Nottingham is a place close to my heart, and I was very distressed to read this week the findings of an investigation into the sad death of baby Harriet Hawkins at Nottingham City Hospital in April 2016. Harriet was stillborn after her mother Sarah endured a five-day labour.
The independent investigation into Harriet's death last December found several contributing factors, including:
- "lack of midwifery leadership"
- "inadequate processes to support communication of clinical information"
- "poor safety culture"
- "lack of governance in relation to reporting serious clinical incidents".
And worse, for Harriet's parents, the report concluded that her death was "almost certainly preventable".
The Chief Executive of Nottingham University Hospitals Trust, which runs City hospital, has offered her "profound apologies" for letting the Hawkins' family down.
Yet still Sarah and Jack Hawkins, Harriet's parents, do not feel the hospital has taken full responsibility for their daughter's death. They had to wait more than 18 months for the Root Cause Analysis Investigation Report to be released, and then discovered that, contrary to standard practice, the Trust had not conducted Serious Untoward Incident investigations into any of the 35 baby deaths that occurred at the hospital between April 2014 and February 2017.
So damning were the findings that the Hawkins' are reported to have decided to refer some of the staff responsible for their daughter's care to their professional disciplinary and regulatory bodies and asked the Health and Safety Executive and Crown Prosecution Service to investigate the failings identified in the report.
I am currently running a similarly tragic case involving the death of baby Sebastian Harrold. Sebastian was born at Nottingham City Hospital with severe brain injury in November 2015. He died in January 2016 at just seven weeks' old. An Inquest took place into his death in February 2017, with the Coroner concluding that he should have been delivered earlier and if he had been, it is likely he would have been born healthy.

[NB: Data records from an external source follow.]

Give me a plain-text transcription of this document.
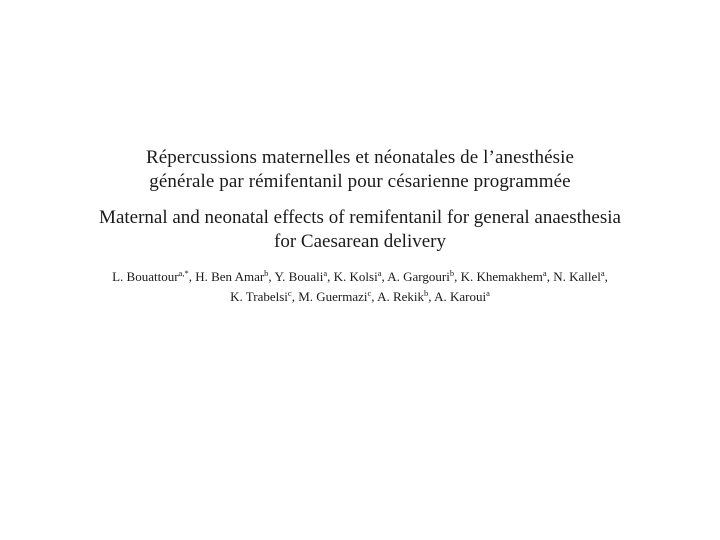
Répercussions maternelles et néonatales de l’anesthésie
générale par rémifentanil pour césarienne programmée
Maternal and neonatal effects of remifentanil for general anaesthesia
for Caesarean delivery
L. Bouattour$^{a,*}$, H. Ben Amar$^b$, Y. Bouali$^a$, K. Kolsi$^a$, A. Gargouri$^b$, K. Khemakhem$^a$, N. Kallel$^a$,
K. Trabelsi$^c$, M. Guermazi$^c$, A. Rekik$^b$, A. Karoui$^a$
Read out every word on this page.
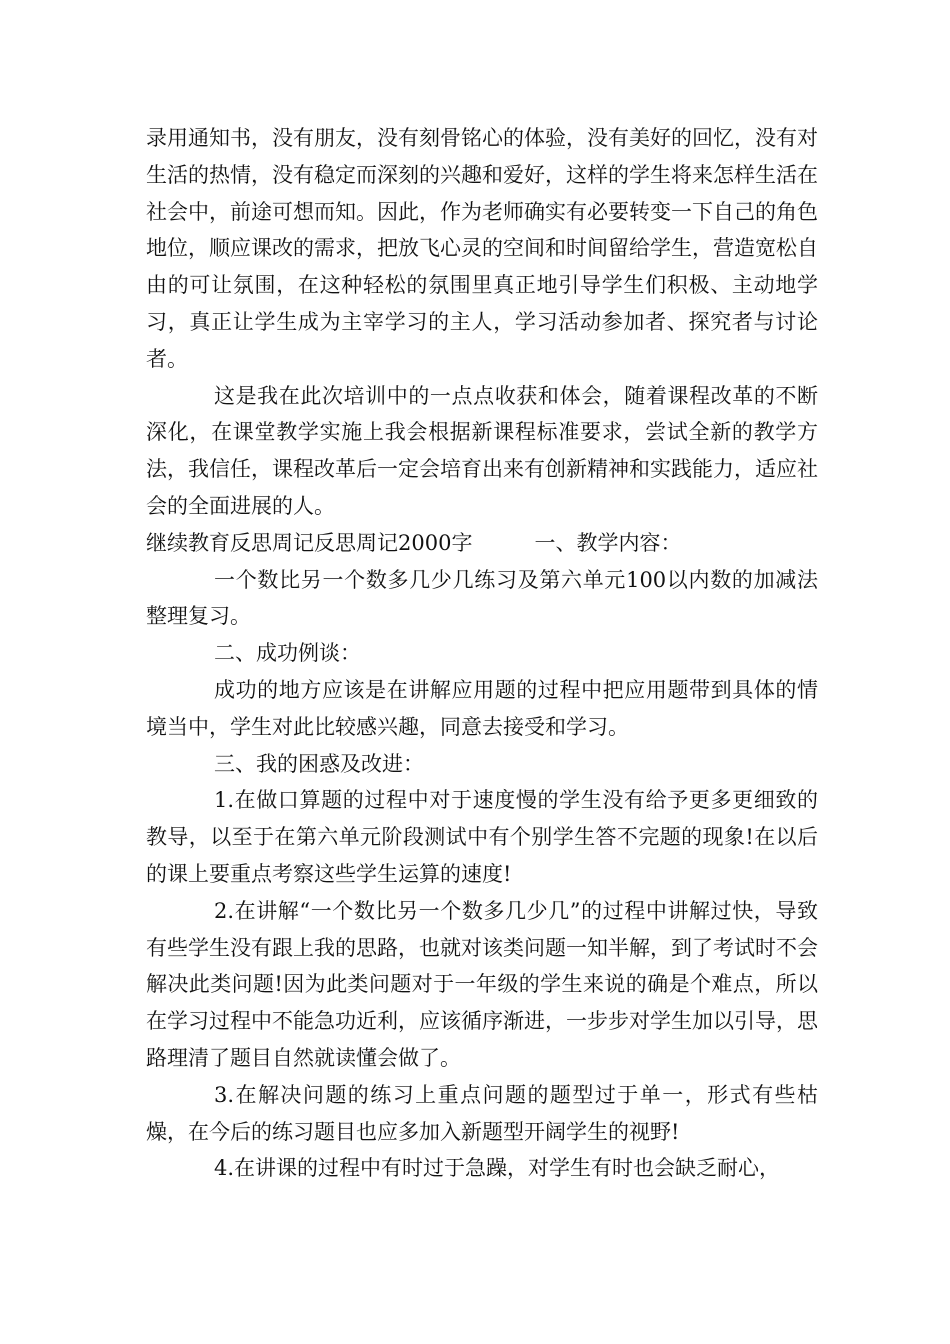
录用通知书，没有朋友，没有刻骨铭心的体验，没有美好的回忆，没有对生活的热情，没有稳定而深刻的兴趣和爱好，这样的学生将来怎样生活在社会中，前途可想而知。因此，作为老师确实有必要转变一下自己的角色地位，顺应课改的需求，把放飞心灵的空间和时间留给学生，营造宽松自由的可让氛围，在这种轻松的氛围里真正地引导学生们积极、主动地学习，真正让学生成为主宰学习的主人，学习活动参加者、探究者与讨论者。

这是我在此次培训中的一点点收获和体会，随着课程改革的不断深化，在课堂教学实施上我会根据新课程标准要求，尝试全新的教学方法，我信任，课程改革后一定会培育出来有创新精神和实践能力，适应社会的全面进展的人。

继续教育反思周记反思周记2000字	一、教学内容：

一个数比另一个数多几少几练习及第六单元100以内数的加减法整理复习。

二、成功例谈：

成功的地方应该是在讲解应用题的过程中把应用题带到具体的情境当中，学生对此比较感兴趣，同意去接受和学习。

三、我的困惑及改进：

1.在做口算题的过程中对于速度慢的学生没有给予更多更细致的教导，以至于在第六单元阶段测试中有个别学生答不完题的现象!在以后的课上要重点考察这些学生运算的速度!

2.在讲解“一个数比另一个数多几少几”的过程中讲解过快，导致有些学生没有跟上我的思路，也就对该类问题一知半解，到了考试时不会解决此类问题!因为此类问题对于一年级的学生来说的确是个难点，所以在学习过程中不能急功近利，应该循序渐进，一步步对学生加以引导，思路理清了题目自然就读懂会做了。

3.在解决问题的练习上重点问题的题型过于单一，形式有些枯燥，在今后的练习题目也应多加入新题型开阔学生的视野!

4.在讲课的过程中有时过于急躁，对学生有时也会缺乏耐心，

Despite the narrative verdict and various representatives of the Trust attending the Inquest, it took a further two months for the Trust to offer an apology, and accept that failings in managing the labour caused his death. The case remains ongoing.
Less than six months later, in August 2017, I was instructed by another family in yet another matter involving the maternity department at Nottingham City Hospital, and I am in the process of investigating this case.
Mr and Mrs Harrold routinely tell me that they do not want any other parents to go through what they have. Added to the terrible grief that they and Harriet's parents are trying to cope with, is now knowing that other people have also gone through what they have suffered, and seemingly continue to do so. Similar, avoidable deaths may well reoccur unless the hospital urgently implements protocol to properly learn from its mistakes.
This is in stark contrast to other trusts I work with, who respond in a much more positive light, and are willing to accept responsibility and actively engage in addressing mistakes to prevent them from happening again.
The NHS is currently in crisis, we understand that. But there is little point in publishing reports such as its National Guidance on Learning from Deaths (March 2017) if shortcomings are repeatedly brought to a Trust's attention, and yet fundamental and recommended frameworks are not acknowledged or implemented by Trusts such as Nottingham University Hospital as a matter of urgency to prevent further deaths.
Otherwise, any offer of sympathy or admission of failings simply look like paying lip service after events have occurred, and are worth very little indeed.